Supplement can reduce methane gas from cows and generate profit for farmers

With more than 1.4 billion cows in the world, livestock is responsible for almost 10% of all greenhouse gases generated by human activity.

A large part comes from the methane that cows emit, but a new dietary supplement could reduce those emissions by 30%, according to its manufacturers. If every cow in the world ate the supplement, the reduction in emissions could be equivalent to taking more than 300 million cars off Europe’s roads.

Developed by Swiss-British startup Mootral, the supplement, based on garlic and citrus extracts, is mixed with regular cattle feed, reducing methane emissions by about one ton of carbon dioxide per cow per year.

The company is now converting those savings into carbon credits – approved by Verra, a global voluntary carbon offset program – that are sold to companies that want to offset their emissions.

Proceeds from the sale of carbon credits go back to farmers, subsidizing the initial cost of the feed and encouraging them to buy more, Mootral CEO Thomas Hafner told CNN Business.

“Carbon credits are an important stimulus tool to drive the adoption of climate-friendly technologies,” says Hafner.

Farmers Market

Brades Farm in Lancashire, North West England is the first commercial farm to take advantage of Mootral’s carbon credit program. His herd of 440 dairy cows receives the supplement twice a day.

Food additives help to inhibit microbes in a cow’s stomach from producing methane, which is usually produced as a by-product of the digestion of fibrous plant material like grass.

“It’s hard to make a living off dairy farming, there are bills to pay all the time,” says Joe Towers, who runs the farm with his brother Ed. “Carbon credits are a real opportunity … to offset that cost to farmers,” says he.

The food supplement has an additional commercial benefit for the farm. By marketing their low-methane cows, the brothers found a niche in selling premium milk to London coffee shops.

Mootral’s so-called “CowCredits” are not cheap. They entered the market in April costing about $80 each, with a credit offsetting a ton of CO2.

Forest compensation schemes, by comparison, cost an average of $4 per ton of CO2, according to research firm Ecosystem Marketplace. But Hafner believes there is a demand for credits that offer an “immediately verified reduction” in emissions, rather than those that promise future savings that they may not.

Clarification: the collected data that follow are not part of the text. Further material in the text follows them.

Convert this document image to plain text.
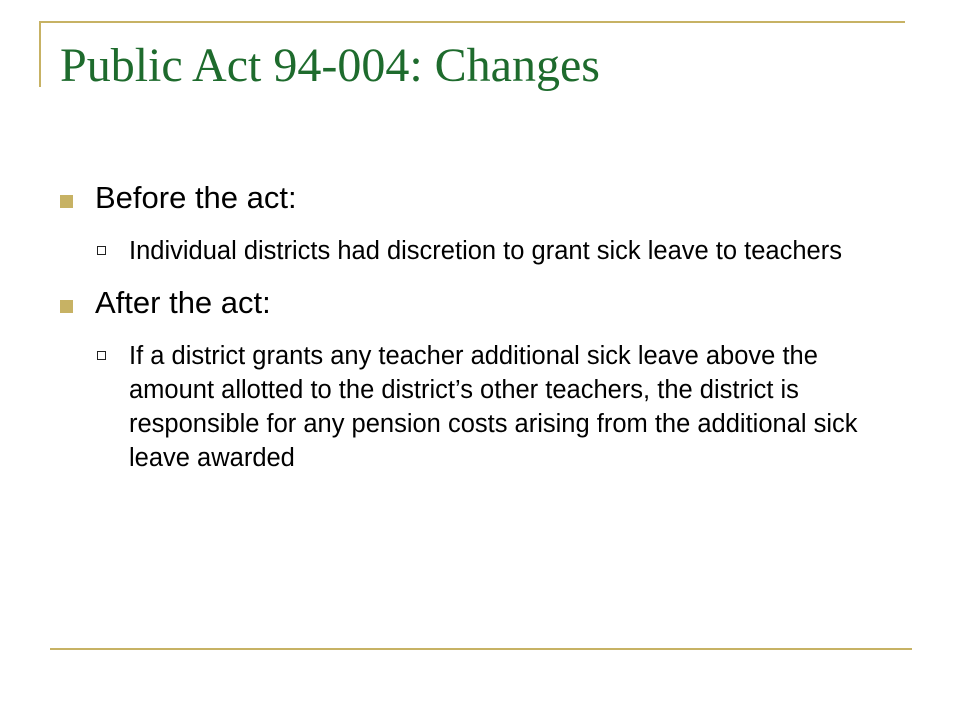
Public Act 94-004: Changes
Before the act:
Individual districts had discretion to grant sick leave to teachers
After the act:
If a district grants any teacher additional sick leave above the amount allotted to the district’s other teachers, the district is responsible for any pension costs arising from the additional sick leave awarded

With companies under increasing pressure to reduce their climate impact, the demand for offsets is growing. Ecosystem Marketplace estimates the global voluntary compensation market was worth $320 million in 2019, more than double its value two years earlier. The Task Force to Scale Voluntary Carbon Markets – a private sector initiative – estimates it could grow to more than $50 billion by 2030.

So far, Mootral has generated over 300 CowCredits. It wants to create 10,000 next year and is looking to raise $2.5 million from investors to scale up the implementation.

Scaling up

But there are challenges. How much methane is reduced by the feed supplement depends on the breed and environment of the cow.

So far, Mootral has only done extensive testing on both breeds at Brades Farm, but Hafner says he plans to do more studies in different parts of the world.

Different feeding routines for beef cattle and dairy cows add another layer of complexity.

Still, Hafner is confident that Mootral will find a solution, and the company will soon begin testing on a Texas farm with 12,000 beef cattle.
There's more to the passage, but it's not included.